A taxa de desemprego em 31 grandes cidades chinesas subiu de 5,4% em fevereiro para 6% em março – a maior já registrada por dados oficiais desde 2018. Em outras palavras, a economia chinesa até teve um bom primeiro trimestre, mas agora está oscilando, muito por conta de as restrições só terem entrado em vigor principalmente em março.
Ou seja, o crescimento foi impulsionado por um desempenho econômico surpreendentemente bom em janeiro e fevereiro, enquanto a queda recente nos gastos do consumidor e o aumento do desemprego sugerem meses difíceis à frente (vendas no varejo caíram em março e a produção industrial desacelerou).
Por isso, os dados econômicos de abril devem piorar.
Em outras palavras, na superfície, a economia da China não parece tão ruim, com o crescimento do PIB no primeiro trimestre superando as expectativas. Mas esses dados estavam atrasados e não levavam totalmente em conta os bloqueios em Xangai e outras cidades que começaram no fim do mês passado.
Os dados de março, portanto, forneceram algum motivo para alarme, como vimos acima.
Em resposta ao problema, além de cortar os requisitos de reservas dos credores, o banco central da China delineou esta semana 23 etapas focadas em aumentar os empréstimos e o apoio financeiro a indústrias que sofrem restrições relacionadas ao vírus.
Para não ficar atrás, o regulador de valores mobiliários chamou alguns dos maiores investidores institucionais do país e lhes disse que deveriam comprar mais ações.
Essas medidas, juntamente com muitos comentários otimistas na mídia estatal, teriam impulsionado o mercado em tempos mais normais, mas não agora.
O motivo? Basicamente, há poucos sinais de que o governo recuará na política de “zero Covid”, especialmente em cidades como Xangai, onde as mortes entre os idosos estão crescendo e o número de casos graves está aumentando.
O medo é que, se o país afrouxar seus controles, um grande número de idosos não vacinados pode morrer, potencialmente minando a estabilidade social em um ano político crucial para o presidente Xi Jinping (item “i” que elenquei no início do texto).
Ao mesmo tempo, é difícil aceitar que os novos estímulos ajudaram o suficiente a economia. O impacto na China é grande e os efeitos na economia global são bastante significativos, em especial para o universo das commodities.

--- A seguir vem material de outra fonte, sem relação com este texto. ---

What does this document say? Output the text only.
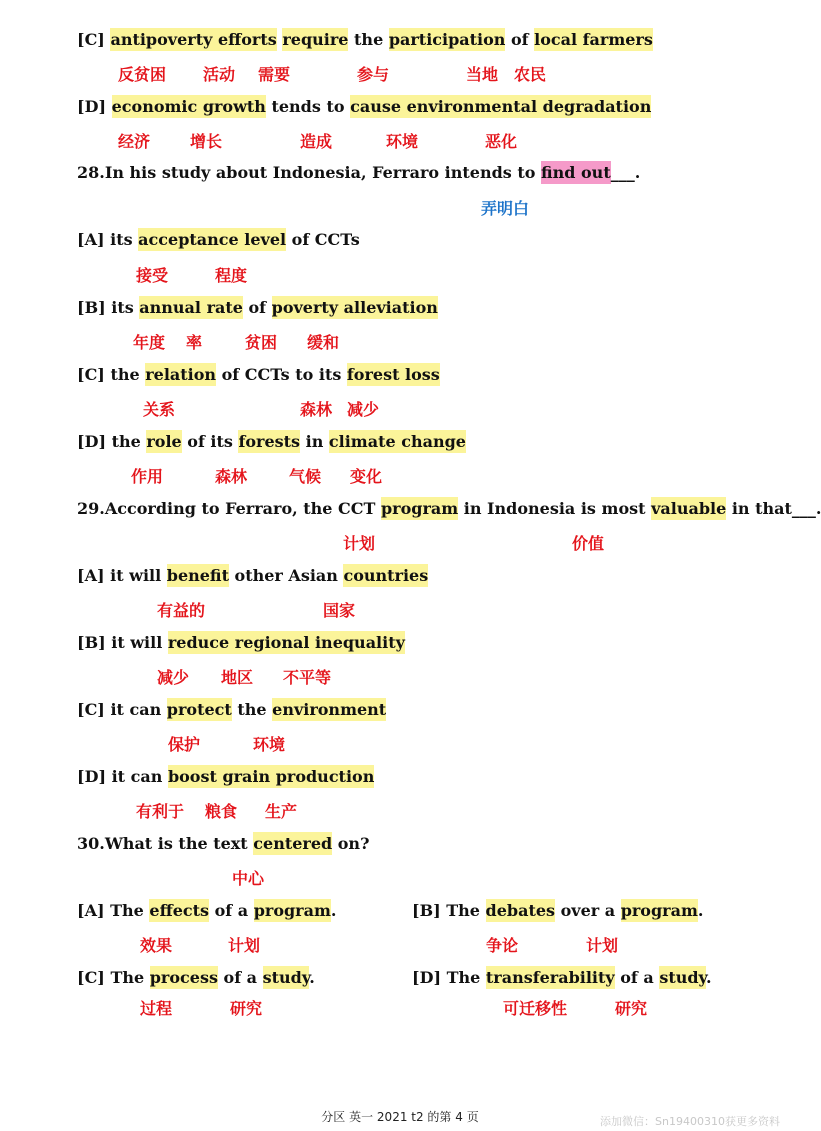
[C] antipoverty efforts require the participation of local farmers
[D] economic growth tends to cause environmental degradation
28.In his study about Indonesia, Ferraro intends to find out___.
[A] its acceptance level of CCTs
[B] its annual rate of poverty alleviation
[C] the relation of CCTs to its forest loss
[D] the role of its forests in climate change
29.According to Ferraro, the CCT program in Indonesia is most valuable in that___.
[A] it will benefit other Asian countries
[B] it will reduce regional inequality
[C] it can protect the environment
[D] it can boost grain production
30.What is the text centered on?
[A] The effects of a program.	[B] The debates over a program.
[C] The process of a study.	[D] The transferability of a study.
反贫困 活动 需要	参与	当地 农民
经济 增长	造成	环境	恶化
弄明白
接受	程度
年度 率	贫困 缓和
关系	森林 减少
作用	森林	气候 变化
计划	价值
有益的	国家
减少 地区 不平等
保护	环境
有利于 粮食 生产
中心
效果	计划	争论	计划
过程	研究	可迁移性	研究
分区 英一 2021 t2 的第 4 页	添加微信：Sn19400310获更多资料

O mercado global ainda é dependente do crescimento chinês, o mesmo que aqueceu o ciclo econômico entre a década de 90 e o início do século 21. Um arrefecimento dessa atividade terá efeitos duradouros em uma economia que já tem que enfrentar o temor de estagflação.
O Brasil, que tem como seu principal escape as commodities, está sob risco.
O cenário para o resto de 2022 é desafiador, assim como será em 2023 e 2024.